Après avoir dirigé "La Valse" de Ravel au format très classique, le jeune chef d'orchestre de 32 ans, qui se présente comme un "geek" (féru de nouvelles technologies), enjoint les 1.400 spectateurs du Nouveau siècle à ouvrir l'application "Smartphony" spécialement conçue.

"Est-ce que vous avez rêvé d'être un jour chef d'orchestre ?", interroge encore le successeur de l'emblématique Jean-Claude Casadesus à un public où l'on retrouve de nombreux jeunes. "C'est une première mondiale, vous pouvez être fiers d'ici", lance M. Bloch, cheveux mi-longs, visiblement à l'aise dans son costume noir luisant de maître de cérémonie, multipliant les bons mots.

Toute une série de petits jeux s'enchaînent et permettent aux spectateurs de se plonger dans l'oeuvre d'Igor Stravinsky (1882-1971), composée en 1913 et considérée parfois comme difficile.

Après quelques questions sur ce ballet qui fit jadis scandale, une question permet de cerner les goûts musicaux de l'assistance: "L'oeuvre s'ouvre sur un solo de basson: vous souhaiteriez entendre ce qu'il en aurait été si Stravinsky avait confié ce solo à...". Sur les téléphones portables, le public pianote et vote majoritairement pour le hautbois, préféré au trombone, au violoncelle et à la harpe.

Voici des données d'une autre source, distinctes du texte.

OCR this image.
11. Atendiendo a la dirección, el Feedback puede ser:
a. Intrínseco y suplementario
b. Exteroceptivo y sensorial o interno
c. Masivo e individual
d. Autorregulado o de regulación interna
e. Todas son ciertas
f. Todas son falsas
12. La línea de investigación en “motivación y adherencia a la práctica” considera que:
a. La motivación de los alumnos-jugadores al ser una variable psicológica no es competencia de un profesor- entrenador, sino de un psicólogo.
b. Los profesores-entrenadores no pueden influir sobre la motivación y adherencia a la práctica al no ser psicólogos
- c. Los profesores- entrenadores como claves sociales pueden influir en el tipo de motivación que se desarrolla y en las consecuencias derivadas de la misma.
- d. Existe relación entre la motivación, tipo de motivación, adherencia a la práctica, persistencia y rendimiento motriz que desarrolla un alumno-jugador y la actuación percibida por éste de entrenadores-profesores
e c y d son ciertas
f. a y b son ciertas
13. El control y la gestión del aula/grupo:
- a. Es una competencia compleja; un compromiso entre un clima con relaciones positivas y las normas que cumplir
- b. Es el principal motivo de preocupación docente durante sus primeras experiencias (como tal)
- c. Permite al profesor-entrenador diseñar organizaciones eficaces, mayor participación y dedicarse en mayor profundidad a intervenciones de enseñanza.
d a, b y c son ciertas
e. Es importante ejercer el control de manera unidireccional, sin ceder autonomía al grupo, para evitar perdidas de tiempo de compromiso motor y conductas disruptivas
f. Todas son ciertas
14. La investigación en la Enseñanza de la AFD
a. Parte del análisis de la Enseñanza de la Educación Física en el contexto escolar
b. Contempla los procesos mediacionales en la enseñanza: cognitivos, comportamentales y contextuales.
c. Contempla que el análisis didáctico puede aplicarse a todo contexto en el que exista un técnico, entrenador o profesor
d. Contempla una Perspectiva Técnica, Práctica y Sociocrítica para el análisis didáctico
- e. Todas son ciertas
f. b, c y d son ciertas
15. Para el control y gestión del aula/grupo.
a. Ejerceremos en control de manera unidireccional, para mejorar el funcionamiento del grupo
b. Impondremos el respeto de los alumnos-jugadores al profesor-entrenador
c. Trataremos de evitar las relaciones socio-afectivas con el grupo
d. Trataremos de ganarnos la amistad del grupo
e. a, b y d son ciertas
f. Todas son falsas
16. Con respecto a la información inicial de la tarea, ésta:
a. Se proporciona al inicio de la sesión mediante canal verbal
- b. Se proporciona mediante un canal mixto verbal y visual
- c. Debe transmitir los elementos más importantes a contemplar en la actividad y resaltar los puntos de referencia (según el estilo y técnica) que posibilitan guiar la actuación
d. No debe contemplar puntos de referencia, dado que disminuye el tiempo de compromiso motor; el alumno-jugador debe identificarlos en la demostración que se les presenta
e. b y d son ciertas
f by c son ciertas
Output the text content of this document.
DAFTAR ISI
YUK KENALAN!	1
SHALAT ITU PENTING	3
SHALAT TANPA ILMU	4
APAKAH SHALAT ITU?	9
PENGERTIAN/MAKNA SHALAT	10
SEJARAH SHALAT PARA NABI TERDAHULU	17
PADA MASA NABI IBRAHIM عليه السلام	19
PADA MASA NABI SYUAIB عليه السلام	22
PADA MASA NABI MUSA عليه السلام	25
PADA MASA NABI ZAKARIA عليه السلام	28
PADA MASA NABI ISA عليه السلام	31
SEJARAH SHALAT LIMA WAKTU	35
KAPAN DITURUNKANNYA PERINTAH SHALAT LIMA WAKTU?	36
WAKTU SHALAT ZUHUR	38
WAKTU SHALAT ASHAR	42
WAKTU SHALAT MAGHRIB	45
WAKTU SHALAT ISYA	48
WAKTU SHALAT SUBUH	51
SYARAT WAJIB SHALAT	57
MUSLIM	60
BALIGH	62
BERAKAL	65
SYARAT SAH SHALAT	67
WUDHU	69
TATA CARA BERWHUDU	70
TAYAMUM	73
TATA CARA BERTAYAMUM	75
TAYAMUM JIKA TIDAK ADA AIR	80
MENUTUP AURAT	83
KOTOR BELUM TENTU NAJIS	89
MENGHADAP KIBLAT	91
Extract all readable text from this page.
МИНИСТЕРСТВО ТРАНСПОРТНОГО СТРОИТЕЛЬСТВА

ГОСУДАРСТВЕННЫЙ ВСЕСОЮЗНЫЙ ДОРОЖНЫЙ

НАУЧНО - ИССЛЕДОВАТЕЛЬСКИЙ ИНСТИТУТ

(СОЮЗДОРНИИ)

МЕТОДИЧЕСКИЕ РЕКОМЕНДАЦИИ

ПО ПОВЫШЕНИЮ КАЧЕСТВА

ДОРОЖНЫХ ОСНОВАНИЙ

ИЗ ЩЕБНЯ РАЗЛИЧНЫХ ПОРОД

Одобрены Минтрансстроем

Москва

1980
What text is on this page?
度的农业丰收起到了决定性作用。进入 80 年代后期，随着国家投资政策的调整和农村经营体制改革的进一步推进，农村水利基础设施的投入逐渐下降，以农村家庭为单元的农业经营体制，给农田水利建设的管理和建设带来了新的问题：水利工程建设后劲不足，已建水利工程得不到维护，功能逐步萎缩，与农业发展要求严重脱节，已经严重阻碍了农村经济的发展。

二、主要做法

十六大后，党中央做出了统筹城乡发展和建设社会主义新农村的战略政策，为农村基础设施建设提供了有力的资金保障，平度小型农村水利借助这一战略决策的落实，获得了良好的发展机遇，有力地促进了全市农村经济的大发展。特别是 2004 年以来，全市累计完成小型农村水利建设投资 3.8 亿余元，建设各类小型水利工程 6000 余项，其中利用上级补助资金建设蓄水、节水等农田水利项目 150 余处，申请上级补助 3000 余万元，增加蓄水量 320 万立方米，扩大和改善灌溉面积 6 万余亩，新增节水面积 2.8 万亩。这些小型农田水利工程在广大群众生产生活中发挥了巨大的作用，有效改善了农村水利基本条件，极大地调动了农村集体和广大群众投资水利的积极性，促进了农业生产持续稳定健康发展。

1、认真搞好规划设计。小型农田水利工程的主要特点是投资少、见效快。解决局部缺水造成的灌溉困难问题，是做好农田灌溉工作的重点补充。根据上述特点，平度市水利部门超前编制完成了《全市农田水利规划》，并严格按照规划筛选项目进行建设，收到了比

Aussitôt, le son du hautbois envahit la salle et ravit les spectateurs.

Toujours sur un mode ludique, un jeu permet de saisir l'importance du tempo. Alors que l'orchestre joue un air du "Sacre du printemps", le public influe sur la vitesse, la jauge que l'on peut voir sur l'écran géant au-dessus des 105 musiciens passant de "largo" à "prestissimo", poussant Alexandre Bloch à freiner ou à accélérer les coups de baguette.

Un dernier jeu inspiré de "Guitar Hero" ravit surtout les plus jeunes. Après ce "gaming" d'un type nouveau d'environ une heure, l'entracte est la bienvenue pour les spectateurs qui échangent leur impression avant d'entendre "Le sacre du printemps"... joué cette fois-ci de manière classique.

- 'Enthousiasme communicatif' -

"C'est une très bonne première, ça permet de faire venir des gens plus jeunes qui pensent que la musique classique est faite pour les personnes plus âgées, avec une culture musicale", estime Arnaud Bousiac, 26 ans. "Une telle animation, surtout pour une oeuvre difficile comme celle-ci, permet de mieux l'appréhender".

La plupart des spectateurs saluent l'initiative qui peut permettre à la musique classique d'atteindre de nouveaux publics, un leitmotiv pour l'ONL, fondé en 1976, qui a déjà par le passé joué dans des prisons ou dans des écoles maternelles.

"C'est vraiment très bien, Alexandre Bloch explique l'oeuvre de manière ludique. C'est une expérience à renouveler, le chef d'orchestre a un enthousiasme communicatif, la salle a bien ri !", note Perrine, 37 ans.

Bruno et Marie-Claude, habitués de l'ONL, une bière à la main, ont apprécié "l'originalité" de l'expérience, qui sera reconduite à l'occasion d'un autre concert en 2019.

"On n'est pas trop de la génération smartphone mais ça nous a aidé à mieux comprendre certaines choses, comme la différence entre le tempo et la nuance", dit Marie-Claude. "Ca permet de mieux cerner l'oeuvre et on va à présent être plus attentif lors de la seconde partie avec +le Sacre+ joué normalement".

Patrick, 59 ans, est lui plus circonspect concernant le "gaming". "On est quand même venu écouter de la musique, c'était un peu longuet tous ces jeux... Il faut trouver la bonne mesure", dit-il.